New horizons are ready to break through the system of Pluto.

New horizons are ready to break through the system of Pluto.

After traveling more than nine years and 3 billion miles of outer space, it all comes down to shooting a ship the size of a piano in the middle of the 60-90 miles target zone between Pluto and its satellite Charon. So says the New Horizons Glen Fountain project manager, it's like hitting a golf ball from New York to Los Angeles and hitting the hole.

Control points on Earth in the laboratory of applied physics at Johns Hopkins University near Baltimore, monitor the optimal span of the most distant planetary body that spacecraft have ever visited.

New Horizons will rush close to them at a breakneck speed of almost 9 miles per second, and will be about 7,750 miles from Pluto and 18,000 miles from Charon on Tuesday.

For more than 13 hours, the ultimate goal will be reached. After passing through the Pluto system (in addition to Charon, Pluto has four more small satellites) New Horizons will look back on the critical series of radio studies and solar experiments.

“We have to fly directly behind the shadows of Pluto and Charon in order to look at their sunset and get to know all the peculiarities of the atmosphere of distant cosmic bodies,” said Deputy Project Leader Katie Olkin, from the Boulder Research Institute in Southwestern Colorado. During this time, powerful radio signals from NASA's Deep Space Network will be sent through Pluto's atmosphere and, if everything goes well, New Horizons will receive them for further analysis.

"This is a very important time," said Olkin.

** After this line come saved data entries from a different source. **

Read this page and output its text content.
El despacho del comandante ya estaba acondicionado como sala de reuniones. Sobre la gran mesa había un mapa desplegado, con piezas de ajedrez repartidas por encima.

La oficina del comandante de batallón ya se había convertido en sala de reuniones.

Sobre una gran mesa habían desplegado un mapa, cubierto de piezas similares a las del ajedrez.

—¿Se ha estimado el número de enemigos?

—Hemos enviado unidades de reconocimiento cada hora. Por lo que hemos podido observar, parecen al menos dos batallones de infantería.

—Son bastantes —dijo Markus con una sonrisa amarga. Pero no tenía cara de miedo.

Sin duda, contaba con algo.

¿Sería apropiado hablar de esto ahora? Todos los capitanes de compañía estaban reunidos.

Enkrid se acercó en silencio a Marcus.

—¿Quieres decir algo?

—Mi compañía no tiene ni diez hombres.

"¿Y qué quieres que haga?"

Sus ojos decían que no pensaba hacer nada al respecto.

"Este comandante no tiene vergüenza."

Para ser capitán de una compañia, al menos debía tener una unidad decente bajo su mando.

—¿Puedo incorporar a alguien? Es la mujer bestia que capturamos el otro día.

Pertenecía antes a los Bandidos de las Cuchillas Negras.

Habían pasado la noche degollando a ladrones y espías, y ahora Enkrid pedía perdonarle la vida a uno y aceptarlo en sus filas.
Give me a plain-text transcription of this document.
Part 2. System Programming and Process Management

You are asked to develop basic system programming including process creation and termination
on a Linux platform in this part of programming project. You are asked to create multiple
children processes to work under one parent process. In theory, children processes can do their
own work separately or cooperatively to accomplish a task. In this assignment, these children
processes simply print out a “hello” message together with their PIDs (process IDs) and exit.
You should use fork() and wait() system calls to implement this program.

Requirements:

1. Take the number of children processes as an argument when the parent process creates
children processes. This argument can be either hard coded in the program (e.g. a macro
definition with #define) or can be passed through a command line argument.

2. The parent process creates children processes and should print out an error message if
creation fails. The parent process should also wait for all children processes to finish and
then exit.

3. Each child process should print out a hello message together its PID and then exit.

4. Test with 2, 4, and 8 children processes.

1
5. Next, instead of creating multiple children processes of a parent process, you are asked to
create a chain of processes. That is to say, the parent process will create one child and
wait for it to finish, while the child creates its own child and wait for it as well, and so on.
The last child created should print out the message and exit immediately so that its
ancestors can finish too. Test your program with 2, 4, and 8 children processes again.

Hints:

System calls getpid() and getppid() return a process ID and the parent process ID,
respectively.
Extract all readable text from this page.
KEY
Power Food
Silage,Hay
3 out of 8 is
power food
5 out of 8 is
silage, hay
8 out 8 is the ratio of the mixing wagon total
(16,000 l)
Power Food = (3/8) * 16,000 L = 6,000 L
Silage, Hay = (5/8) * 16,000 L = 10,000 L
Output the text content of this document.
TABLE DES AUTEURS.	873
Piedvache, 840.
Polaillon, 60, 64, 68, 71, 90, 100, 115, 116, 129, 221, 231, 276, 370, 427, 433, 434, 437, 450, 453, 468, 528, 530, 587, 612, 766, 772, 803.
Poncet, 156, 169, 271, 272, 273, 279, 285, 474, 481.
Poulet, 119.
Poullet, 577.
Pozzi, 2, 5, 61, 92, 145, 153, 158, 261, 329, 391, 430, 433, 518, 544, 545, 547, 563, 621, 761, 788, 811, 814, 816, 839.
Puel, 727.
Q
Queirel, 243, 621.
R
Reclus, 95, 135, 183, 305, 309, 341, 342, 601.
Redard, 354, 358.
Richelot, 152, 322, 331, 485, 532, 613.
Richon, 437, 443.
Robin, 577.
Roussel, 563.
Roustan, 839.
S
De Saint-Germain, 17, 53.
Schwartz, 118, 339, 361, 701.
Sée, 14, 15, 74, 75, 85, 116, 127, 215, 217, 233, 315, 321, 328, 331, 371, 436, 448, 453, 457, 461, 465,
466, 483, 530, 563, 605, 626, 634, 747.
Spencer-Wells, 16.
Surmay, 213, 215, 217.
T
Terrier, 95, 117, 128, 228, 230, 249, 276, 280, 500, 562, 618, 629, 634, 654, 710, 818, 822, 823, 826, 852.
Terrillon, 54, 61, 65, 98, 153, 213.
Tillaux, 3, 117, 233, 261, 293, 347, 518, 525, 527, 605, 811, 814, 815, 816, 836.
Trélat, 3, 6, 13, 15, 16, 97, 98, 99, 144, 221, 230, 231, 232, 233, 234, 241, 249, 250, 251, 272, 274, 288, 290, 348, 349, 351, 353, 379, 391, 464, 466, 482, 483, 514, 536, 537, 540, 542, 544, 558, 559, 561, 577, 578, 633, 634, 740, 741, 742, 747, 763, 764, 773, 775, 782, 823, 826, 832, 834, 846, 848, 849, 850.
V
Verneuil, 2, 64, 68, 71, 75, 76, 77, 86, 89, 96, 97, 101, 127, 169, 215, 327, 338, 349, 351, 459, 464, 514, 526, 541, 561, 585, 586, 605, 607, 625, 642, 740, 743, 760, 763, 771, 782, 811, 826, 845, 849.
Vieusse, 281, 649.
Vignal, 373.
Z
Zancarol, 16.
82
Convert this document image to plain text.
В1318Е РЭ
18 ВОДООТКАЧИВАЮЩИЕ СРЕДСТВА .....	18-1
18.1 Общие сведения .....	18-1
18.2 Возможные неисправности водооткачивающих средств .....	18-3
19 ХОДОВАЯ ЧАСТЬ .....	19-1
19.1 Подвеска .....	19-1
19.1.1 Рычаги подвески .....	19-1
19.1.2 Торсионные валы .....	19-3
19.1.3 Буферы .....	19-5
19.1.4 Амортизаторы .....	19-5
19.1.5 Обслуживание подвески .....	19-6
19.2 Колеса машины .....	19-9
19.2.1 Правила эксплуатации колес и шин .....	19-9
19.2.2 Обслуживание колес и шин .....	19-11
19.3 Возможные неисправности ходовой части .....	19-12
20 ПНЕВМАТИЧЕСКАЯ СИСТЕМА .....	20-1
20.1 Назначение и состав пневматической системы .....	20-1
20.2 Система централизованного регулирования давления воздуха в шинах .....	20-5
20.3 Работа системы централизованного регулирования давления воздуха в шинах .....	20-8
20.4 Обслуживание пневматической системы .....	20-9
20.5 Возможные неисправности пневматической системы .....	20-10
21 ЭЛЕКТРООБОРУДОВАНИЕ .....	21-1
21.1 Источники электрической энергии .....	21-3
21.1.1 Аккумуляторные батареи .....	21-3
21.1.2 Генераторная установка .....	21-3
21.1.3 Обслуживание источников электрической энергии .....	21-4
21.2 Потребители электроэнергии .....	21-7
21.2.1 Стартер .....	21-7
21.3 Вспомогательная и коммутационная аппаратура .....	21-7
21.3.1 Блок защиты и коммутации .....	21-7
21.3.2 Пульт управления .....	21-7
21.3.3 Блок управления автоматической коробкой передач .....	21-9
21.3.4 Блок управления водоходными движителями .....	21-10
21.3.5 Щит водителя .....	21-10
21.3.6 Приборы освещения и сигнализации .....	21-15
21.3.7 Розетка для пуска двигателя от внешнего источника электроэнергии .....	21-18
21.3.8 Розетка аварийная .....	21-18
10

New Horizons will continue scientific observations all the time, but on Tuesday there will be a pause in which the ship will transmit a short message that it has survived the meeting. This signal, traveling at the speed of light, should reach the Earth about 41/2 hours later.

In general, project managers found out that the chance of a spacecraft colliding with space debris near Pluto is 1-to-10,000.

“It can bite us,” said lead scientist Alan Stern. "We took the measured risk known to us. Our team was looking for trash that could be in the system. We didn’t see anything significant."

"Nevertheless, the output of New Horizons to radio communications before and after the closest approach tomorrow evening will be a little dramatic," added Stern.

“We are flying into the unknown. This risk haunts all pioneers,” he said.